Li Pledges Yuan Quota for HK to Invest in China

China will let Hong Kong companies buy $3.1 billion of yuan-denominated securities and open a channel for Chinese investors to buy stocks in the city, to bolster the territory’s economy and promote use of the yuan.

China will expand its companies’ offshore bond sales and support the use of yuan for foreign direct investment in the nation, Vice Premier Li Keqiang said at a televised seminar in the city today. The nation will also offer investors an exchange-traded fund based on Hong Kong equities, he said.

Expanding the yuan trade aids an economy that shrank in the second quarter, echoing China’s assistance to Hong Kong after the deadly SARS epidemic of 2003, when a loosening of restrictions on tourist visas spurred spending. China is also boosting the currency’s international role to curb dependence on the dollar, which may weaken as the U.S. Federal Reserve pledges to keep interest rates at record lows through mid-2013.

“China wants the yuan to be one of the new currency anchors in the long-run, thus it will be less affected by the increasingly volatile and weaker U.S. dollar,” said Yao Wei, a Hong Kong-based economist with Societe Generale SA. “Hong Kong will continue to be a test ground for China’s capital account opening-up and currency internationalization.”

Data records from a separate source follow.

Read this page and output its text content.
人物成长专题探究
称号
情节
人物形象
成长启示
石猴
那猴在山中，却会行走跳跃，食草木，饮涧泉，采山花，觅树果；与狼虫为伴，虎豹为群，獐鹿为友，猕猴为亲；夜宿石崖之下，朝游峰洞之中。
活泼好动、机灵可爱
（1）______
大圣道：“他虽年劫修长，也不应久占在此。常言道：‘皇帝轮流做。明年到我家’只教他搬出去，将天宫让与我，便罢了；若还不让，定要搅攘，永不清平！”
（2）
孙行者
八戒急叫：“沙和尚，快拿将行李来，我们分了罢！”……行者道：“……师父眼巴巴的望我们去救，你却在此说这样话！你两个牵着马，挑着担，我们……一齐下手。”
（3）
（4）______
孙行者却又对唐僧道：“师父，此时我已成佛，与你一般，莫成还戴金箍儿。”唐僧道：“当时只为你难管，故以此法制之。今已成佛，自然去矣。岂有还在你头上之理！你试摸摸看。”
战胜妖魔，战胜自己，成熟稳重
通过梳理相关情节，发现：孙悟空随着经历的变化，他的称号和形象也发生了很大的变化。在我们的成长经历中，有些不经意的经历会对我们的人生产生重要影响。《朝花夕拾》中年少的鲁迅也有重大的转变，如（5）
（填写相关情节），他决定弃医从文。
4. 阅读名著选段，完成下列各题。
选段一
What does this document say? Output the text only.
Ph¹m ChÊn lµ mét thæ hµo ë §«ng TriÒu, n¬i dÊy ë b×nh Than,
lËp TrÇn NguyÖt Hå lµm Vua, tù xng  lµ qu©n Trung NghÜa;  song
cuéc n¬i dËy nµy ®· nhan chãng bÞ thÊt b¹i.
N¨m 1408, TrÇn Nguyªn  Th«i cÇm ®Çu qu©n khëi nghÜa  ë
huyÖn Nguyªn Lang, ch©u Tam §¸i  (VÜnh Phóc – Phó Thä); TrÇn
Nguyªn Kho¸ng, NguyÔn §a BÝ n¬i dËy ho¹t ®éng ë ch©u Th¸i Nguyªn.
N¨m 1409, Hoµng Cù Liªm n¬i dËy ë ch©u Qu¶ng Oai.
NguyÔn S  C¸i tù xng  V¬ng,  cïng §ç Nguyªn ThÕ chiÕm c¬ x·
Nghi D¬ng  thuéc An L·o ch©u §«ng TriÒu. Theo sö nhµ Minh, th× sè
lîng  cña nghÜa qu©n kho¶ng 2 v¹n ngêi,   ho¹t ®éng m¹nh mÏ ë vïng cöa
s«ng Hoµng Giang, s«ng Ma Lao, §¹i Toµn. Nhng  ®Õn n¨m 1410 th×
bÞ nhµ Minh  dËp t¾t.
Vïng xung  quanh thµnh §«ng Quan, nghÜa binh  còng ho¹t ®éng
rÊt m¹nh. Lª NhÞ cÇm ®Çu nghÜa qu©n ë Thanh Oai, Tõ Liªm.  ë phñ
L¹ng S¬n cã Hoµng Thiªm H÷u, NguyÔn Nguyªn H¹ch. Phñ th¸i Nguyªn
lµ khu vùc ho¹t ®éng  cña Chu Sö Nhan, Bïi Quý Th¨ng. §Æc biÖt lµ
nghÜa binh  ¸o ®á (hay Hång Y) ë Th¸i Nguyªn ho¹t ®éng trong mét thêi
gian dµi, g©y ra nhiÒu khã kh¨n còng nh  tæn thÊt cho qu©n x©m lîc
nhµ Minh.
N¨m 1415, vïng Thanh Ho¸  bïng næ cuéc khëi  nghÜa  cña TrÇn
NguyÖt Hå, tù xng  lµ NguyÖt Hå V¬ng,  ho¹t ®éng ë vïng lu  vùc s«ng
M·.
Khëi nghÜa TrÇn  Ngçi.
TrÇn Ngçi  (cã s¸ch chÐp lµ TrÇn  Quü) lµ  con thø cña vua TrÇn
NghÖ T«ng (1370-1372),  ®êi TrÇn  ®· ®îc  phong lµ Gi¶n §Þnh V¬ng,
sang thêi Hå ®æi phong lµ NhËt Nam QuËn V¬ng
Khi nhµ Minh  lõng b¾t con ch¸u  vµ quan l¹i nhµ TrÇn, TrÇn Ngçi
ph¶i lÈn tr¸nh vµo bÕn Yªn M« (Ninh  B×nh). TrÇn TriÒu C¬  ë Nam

The pledge for an exchange-traded fund comes after the government scrapped in January 2010 a plan to allow Chinese nationals to buy equities directly. The so-called “through-train” program for direct purchases, unveiled by regulators in August 2007, had helped push the Hang Seng Index to a record high in October that year.

Haitong, Guotai

Shares of Hong Kong-based financial services companies Haitong International Securities Group Ltd. (665), Guotai Junan International Holdings Ltd. (1788) and China Everbright Ltd. (165) jumped. Haitong rose 16 percent, the most in more than 19 months, to HK$4.19 as of 11:28 a.m. in Hong Kong. Guotai Junan climbed 12.6 percent, heading for its biggest one-day gain, to HK$2.95, while Everbright rose 9.2 percent, the most since Jan. 11, 2010, to HK$12.32.

Ivan Li, deputy head of Hong Kong research at Kim Eng Securities Hong Kong Ltd., said the gains related to the roles those firms may play under the investment quota.

“Its status as a financial center in Asia and globally is crucial for Hong Kong’s development,” Li Keqiang said. “The ETF constituted by Hong Kong-listed stocks will be launched.”

Shrinking Economy

Qualified foreign institutional investors “will be allowed to invest in mainland securities markets with an initial size of 20 billion yuan ($3.1 billion),” Li said. “Pilot projects for foreign banks to replenish capital with renminbi will be launched and support will be given to Hong Kong enterprises in making direct investment on the mainland in renminbi.”

Hong Kong’s economy shrank 0.5 percent in the second quarter as export growth cooled. The city lost its place this year as the world’s biggest center for initial public offerings as the flow of multibillion-dollar sales by Chinese state-owned companies dried up. Hong Kong IPOs raised $15 billion this year, while the U.S. had $36 billion worth, according to data compiled by Bloomberg.

At the same time, the Chinese Ministry of Finance’s sale of 20 billion yuan of “dim sum bonds” starting today will be its third and largest issue of yuan-denominated debt in Hong Kong. In another sign of the currency’s growing importance, yuan deposits in Hong Kong totaled a record 554 billion yuan at the end of June, more than six times the level of a year earlier, according to the city’s de facto central bank.

Helping Hong Kong

“All these moves will help enhance Hong Kong as a leading financial center,” said Danny Yan, Hong Kong-based portfolio manager at Haitong International Asset Management, which oversees $600 million. “The impact on the Hong Kong market will be more long-term than short-term.”

Price differences for securities suggest investors using Hong Kong’s yuan QFII may look to invest in bonds rather than equities.

Yuan-denominated bonds in Hong Kong, known as dim sum debt, yield less than those on the mainland because offshore investors have fewer options to invest using China’s currency and seek to profit from appreciation. Chinese government notes maturing in December 2020 yield 2.48 percent in Hong Kong and 4.05 percent in Shanghai, according to data compiled by Bloomberg. The yuan will strengthen 5.6 percent to 6.05 per dollar by the end of next year, based on the median forecast in a Bloomberg survey.

All of the 70 companies that have stock listings in both China and Hong Kong trade at a premium on the mainland, according to data compiled by Bloomberg. Luoyang Glass Co. has the biggest gap in valuations, with its Shanghai price of 9.93 yuan more than five times the HK$2.29 commanded in Hong Kong.